Memórias pessoais da primeira – bom, já não digo da votação da Constituição. Revi aquele momento e pensei que seria porventura o único presente nesta sala que tinha tido a oportunidade de ter votado a Constituição e estar ainda vivo e, perante vós a testemunhar aquele momento verdadeiramente histórico –, mas indo mais longe, memórias da revisão constitucional e do acordo, difícil acordo extraparlamentar - entre as lideranças dos dois principais partidos que viabilizaram a criação do Tribunal Constitucional -, até à elaboração do anteprojeto da Lei que ainda rege este Tribunal, por António Barbosa de Melo, José Manuel Cardoso da Costa e José Carlos Vieira de Andrade. E, depois, da apresentação e defesa da correspondente Proposta de Lei, pelo atual Presidente da República, então Ministro dos Assuntos Parlamentares, à procura e instalação no Palácio Ratton, com especial empenho do Primeiro-Ministro, Francisco Pinto Balsemão e do futuro Presidente do Tribunal, Armando Marques Guedes. E o essencial e primeiro ensaio complexo de entendimento entre os líderes dos dois principais partidos com assento parlamentar, Francisco Pinto Balsemão e Mário Soares, quanto aos nomes dos Juízes Conselheiros a submeter a voto da Assembleia da República.

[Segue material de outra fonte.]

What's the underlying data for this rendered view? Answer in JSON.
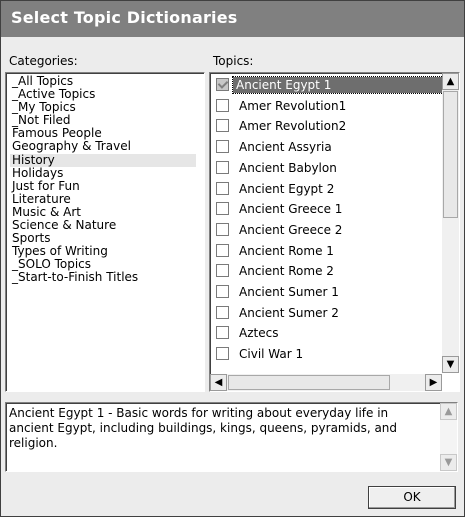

Um tempo singular, só superado pelo revolucionário e pelo constituinte.
Um tempo, ademais, assinalado pela dificuldade da conclusão da revisão constitucional, no primeiro semestre de 1982, sobretudo no tocante à extinção do Conselho da Revolução, e à sua parcial substituição pelo Tribunal Constitucional e pela pré-anunciada dissolução da Assembleia da República, desde o termo desse mesmo ano de 82.
Quarenta anos volvidos, é impossível não olhar, com um misto de saudade e de curiosidade histórica, para esse agitado período tão marcante para a génese de um pilar cimeiro da nossa Constituição e da nossa Democracia.
Excelências,
Passando das memórias pessoais para as gratidões institucionais, não há como deixar de reconhecer que são muitas e intensas.
Aliás, tantas, que impossível se torna a todas abarcar. Pelas omissões, involuntárias, fica expressa a devida penitência.
De entre os vultos da pré-História, mais próxima, do Tribunal Constitucional, afigura-se justo referir, em lugar proeminente, os grandes constitucionalistas do novo regime: José Joaquim Gomes Canotilho, Jorge Miranda e Vital Moreira e o da transição constitucional: Miguel Galvão Telles.
Mas, importa não esquecer, na vigência da Constituição de 1933 ou na antecâmara da Constituição de 76, além dos já citados, porque, por uma vez pelo menos, defensores de um Tribunal Constitucional, André Gonçalves Pereira, Rui Machete e Francisco Lucas Pires.
Imperioso é, ainda, na pré-História do Tribunal, agradecer aos membros da Comissão Constitucional – que aqui foi explicado, e bem, não era o Tribunal Constitucional -, mas que abriu o caminho ao, ainda incógnito, futuro. E fazê-lo nas pessoas daqueles que lhe deram legitimação académica e jurisdicional – evocando nomes como Eduardo Correia, Isabel de Magalhães Collaço, Jorge Miranda, Carlos Mota Pinto, Jorge Figueiredo Dias, Vital Moreira, Armindo Ribeiro Mendes, claro, sempre presente, José Manuel Cardoso da Costa, Messias Bento e Antero Monteiro Diniz.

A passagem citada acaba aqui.